Sillman has previously characterized painting as "a performative record of not knowing where you’re going," an adventurous if somewhat hard-bitten notion that squares perfectly with the vaguely Dantean striations she has imposed upon her usual cast of stick figures, bubble heads and pastel squibs recently. Take the painting Unearth, for example. A riotous canvas with an unusually heavy Augustinian City of Man vs. City of God implications, it depicts a patchwork world of blocky, variegated color complete with marching people, animals, a mountain and some sort of derrick literally superceded by a combination radiant sun and starship straight out of Close Encounters of the Third Kind.

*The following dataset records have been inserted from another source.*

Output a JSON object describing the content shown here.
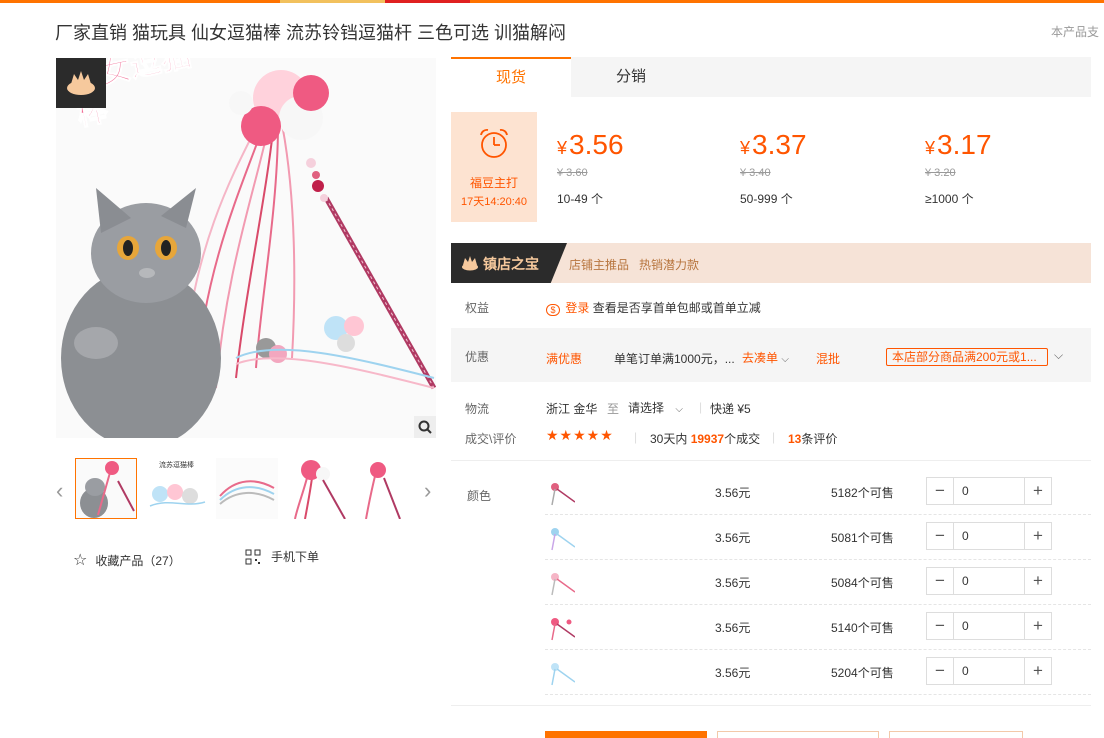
{
  "product": {
    "title": "厂家直销 猫玩具 仙女逗猫棒 流苏铃铛逗猫杆 三色可选 训猫解闷",
    "support_text": "本产品支"
  },
  "gallery": {
    "image_caption": "仙女逗猫棒",
    "thumb2_caption": "流苏逗猫棒"
  },
  "actions": {
    "favorite_label": "收藏产品（27）",
    "mobile_order_label": "手机下单"
  },
  "tabs": [
    {
      "label": "现货"
    },
    {
      "label": "分销"
    }
  ],
  "promo": {
    "name": "福豆主打",
    "countdown": "17天14:20:40"
  },
  "price_tiers": [
    {
      "currency": "¥",
      "price": "3.56",
      "original": "¥ 3.60",
      "range": "10-49 个"
    },
    {
      "currency": "¥",
      "price": "3.37",
      "original": "¥ 3.40",
      "range": "50-999 个"
    },
    {
      "currency": "¥",
      "price": "3.17",
      "original": "¥ 3.20",
      "range": "≥1000 个"
    }
  ],
  "treasure": {
    "label": "镇店之宝",
    "subtitle": "店铺主推品   热销潜力款"
  },
  "rights": {
    "label": "权益",
    "login": "登录",
    "text": "查看是否享首单包邮或首单立减"
  },
  "discount": {
    "label": "优惠",
    "tag": "满优惠",
    "text": "单笔订单满1000元，...",
    "link": "去凑单",
    "mixed": "混批",
    "coupon": "本店部分商品满200元或1..."
  },
  "logistics": {
    "label": "物流",
    "origin": "浙江 金华",
    "to": "至",
    "select": "请选择",
    "express": "快递 ¥5"
  },
  "deals": {
    "label": "成交\\评价",
    "stars": "★★★★★",
    "prefix": "30天内",
    "count": "19937",
    "suffix": "个成交",
    "reviews": "13",
    "reviews_suffix": "条评价"
  },
  "sku": {
    "label": "颜色",
    "rows": [
      {
        "price": "3.56元",
        "stock": "5182个可售",
        "qty": "0"
      },
      {
        "price": "3.56元",
        "stock": "5081个可售",
        "qty": "0"
      },
      {
        "price": "3.56元",
        "stock": "5084个可售",
        "qty": "0"
      },
      {
        "price": "3.56元",
        "stock": "5140个可售",
        "qty": "0"
      },
      {
        "price": "3.56元",
        "stock": "5204个可售",
        "qty": "0"
      }
    ]
  },
  "colors": {
    "accent": "#ff7300",
    "price": "#ff5500",
    "promo_bg": "#fde3d1",
    "treasure_bg": "#f6e3d7"
  }
}
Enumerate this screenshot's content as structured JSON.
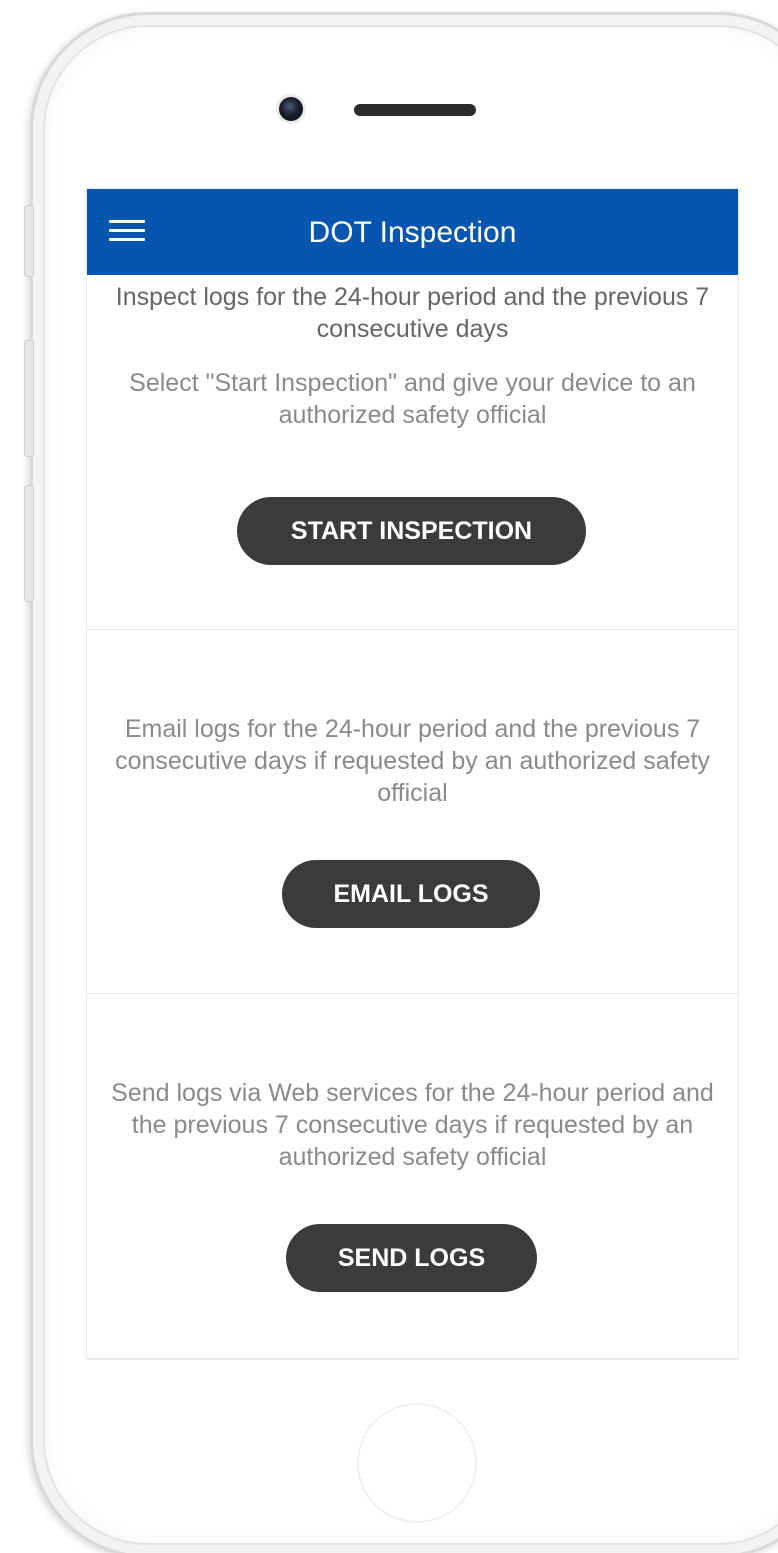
{
  "app_bar": {
    "title": "DOT Inspection",
    "menu_icon": "hamburger-menu-icon",
    "color": "#0655ae"
  },
  "sections": [
    {
      "description_1": "Inspect logs for the 24-hour period and the previous 7 consecutive days",
      "description_2": "Select \"Start Inspection\" and give your device to an authorized safety official",
      "button_label": "START INSPECTION"
    },
    {
      "description": "Email logs for the 24-hour period and the previous 7 consecutive days if requested by an authorized safety official",
      "button_label": "EMAIL LOGS"
    },
    {
      "description": "Send logs via Web services for the 24-hour period and the previous 7 consecutive days if requested by an authorized safety official",
      "button_label": "SEND LOGS"
    }
  ],
  "colors": {
    "button": "#3b3b3b",
    "text": "#8a8a8a"
  }
}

Unearth is a painting that, like Sillman’s best, takes an irreverent path toward the very serious business of wonderment and points directly to the sort of intelligence excellent painters always display behind their work. Sillman’s generous impulse to keep her project radically open-ended means that what we witness when we confront her paintings is the radical and furious editing of a natural Whitmanite. The naive and the sophisticated, the painterly and the personal, the clever and the stupid, the elevated and the scatological, the high and low–all of it is threshed together and recombined in inspired paintings that demand the sort of attention only deeply unfamiliar pictures require. And that, in a word, is a wonderful thing.


"Amy Sillman: I am curious (yellow)," through Fri., May 23 at Brent Sikkema, 530 W. 22nd St. (betw. 10th & 11th Aves.), 212-929-2262.